龍「これはね、愛聖があちこち走り回って体力ゼロになりそうなほどお腹が、」
『わー!わー!龍ストーップ!!』
龍が話し出せば愛聖が慌ててそれを止め、龍が苦笑を浮かべながらもその口を閉じる。
なんなんだ?と今度は四葉を見れば、俺の視線を感じて四葉が話し出す。
環「マリーは俺らを探すのに一生懸命で、みっきーが作った飯まだ食ってなくて、俺たちと喋ってたら、マリーの腹の音が鳴っ、ングッ・・・」
『四葉さんもストーップ!』
環「マリー・・・苦し・・・」
『だって四葉さんが!』
なに、じゃれてんだコイツらは。
三「愛聖、お前の分の夕飯はちゃんと取り分けてあっただろ?それなのに食ってないのか?」
『い、いろいろ事情があって、ですね』
飯食ってないって、なんだ?
一「佐伯さん、まさかまたダイエットだとか言うんじゃないでしょうね?兄さんが作ってくれる食事は、ちゃんと健康管理される食事です。

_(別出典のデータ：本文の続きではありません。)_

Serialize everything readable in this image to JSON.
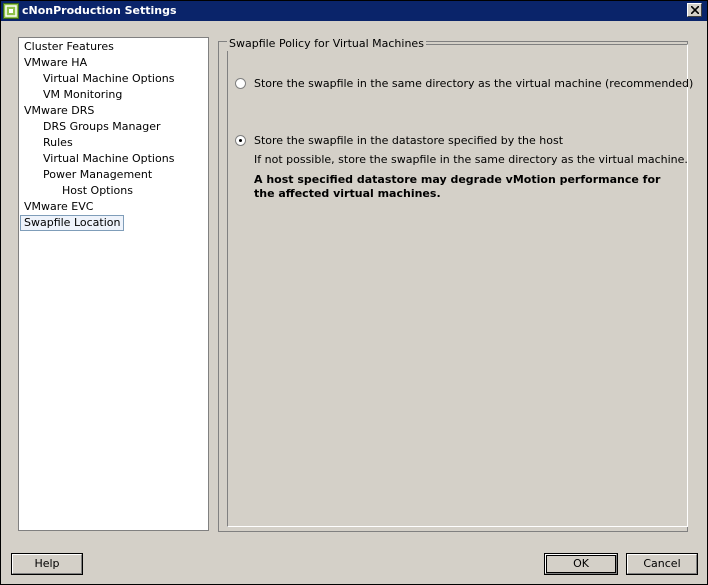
{
  "window": {
    "title": "cNonProduction Settings"
  },
  "tree": {
    "items": [
      {
        "label": "Cluster Features",
        "level": 0,
        "selected": false
      },
      {
        "label": "VMware HA",
        "level": 0,
        "selected": false
      },
      {
        "label": "Virtual Machine Options",
        "level": 1,
        "selected": false
      },
      {
        "label": "VM Monitoring",
        "level": 1,
        "selected": false
      },
      {
        "label": "VMware DRS",
        "level": 0,
        "selected": false
      },
      {
        "label": "DRS Groups Manager",
        "level": 1,
        "selected": false
      },
      {
        "label": "Rules",
        "level": 1,
        "selected": false
      },
      {
        "label": "Virtual Machine Options",
        "level": 1,
        "selected": false
      },
      {
        "label": "Power Management",
        "level": 1,
        "selected": false
      },
      {
        "label": "Host Options",
        "level": 2,
        "selected": false
      },
      {
        "label": "VMware EVC",
        "level": 0,
        "selected": false
      },
      {
        "label": "Swapfile Location",
        "level": 0,
        "selected": true
      }
    ]
  },
  "swapfile": {
    "group_title": "Swapfile Policy for Virtual Machines",
    "option1_label": "Store the swapfile in the same directory as the virtual machine (recommended)",
    "option1_checked": false,
    "option2_label": "Store the swapfile in the datastore specified by the host",
    "option2_checked": true,
    "option2_note": "If not possible, store the swapfile in the same directory as the virtual machine.",
    "warning": "A host specified datastore may degrade vMotion performance for the affected virtual machines."
  },
  "buttons": {
    "help": "Help",
    "ok": "OK",
    "cancel": "Cancel"
  }
}
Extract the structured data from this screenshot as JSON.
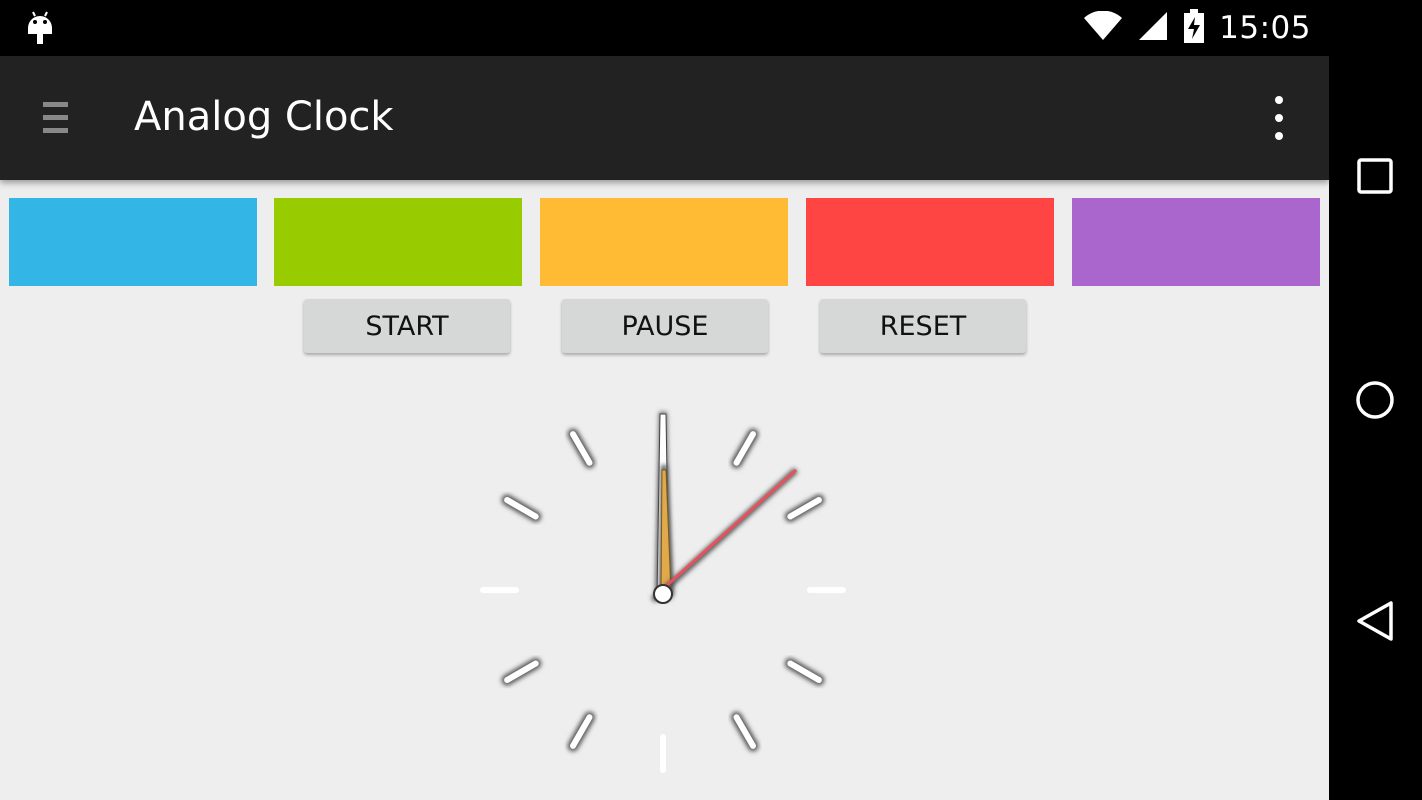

それなのに食べないだなんてありえませんね」
ダイエットが必要な程、なにかあったのか?
そう思って見ても、別に普段と変わりない体型・・・いや、今はいい。
「おい、お前歩けなくなるほど腹減ってんのか?」
『違うから!ちゃんと歩けるし!』
「じゃあ、なんでいつまでも四葉にしがみついたんだ。歩けるならさっさと降りろ」
環「ダメ。降ろしたら王様プリン買って貰えなくなる」
早く降りろと手を伸ばせば、それをサラリと交わすように体を捩りながら四葉が言う。
「よし分かった。龍、お前ちゃんと四葉に王様プリン買ってやるよな?」
龍「約束したからね。ちゃんと環くんに王様プリン5個買ってあげるよ」
「なら、四葉。ここまでの分で龍からそれを買って貰え。ここから先は俺が龍と同じだけそれを買ってやる・・・だから早く愛聖を降ろせ」
環「がっくんも買ってくれんのか?!ってことは、リュウ兄貴から5個で、がっくんから5個だから・・・マジで?!王様プリン10個じゃん!絶対買ってくれんのか?!」
こいつ、どんだけ好きなんだ・・・王様プリン。
それより、がっくんってなんだよ。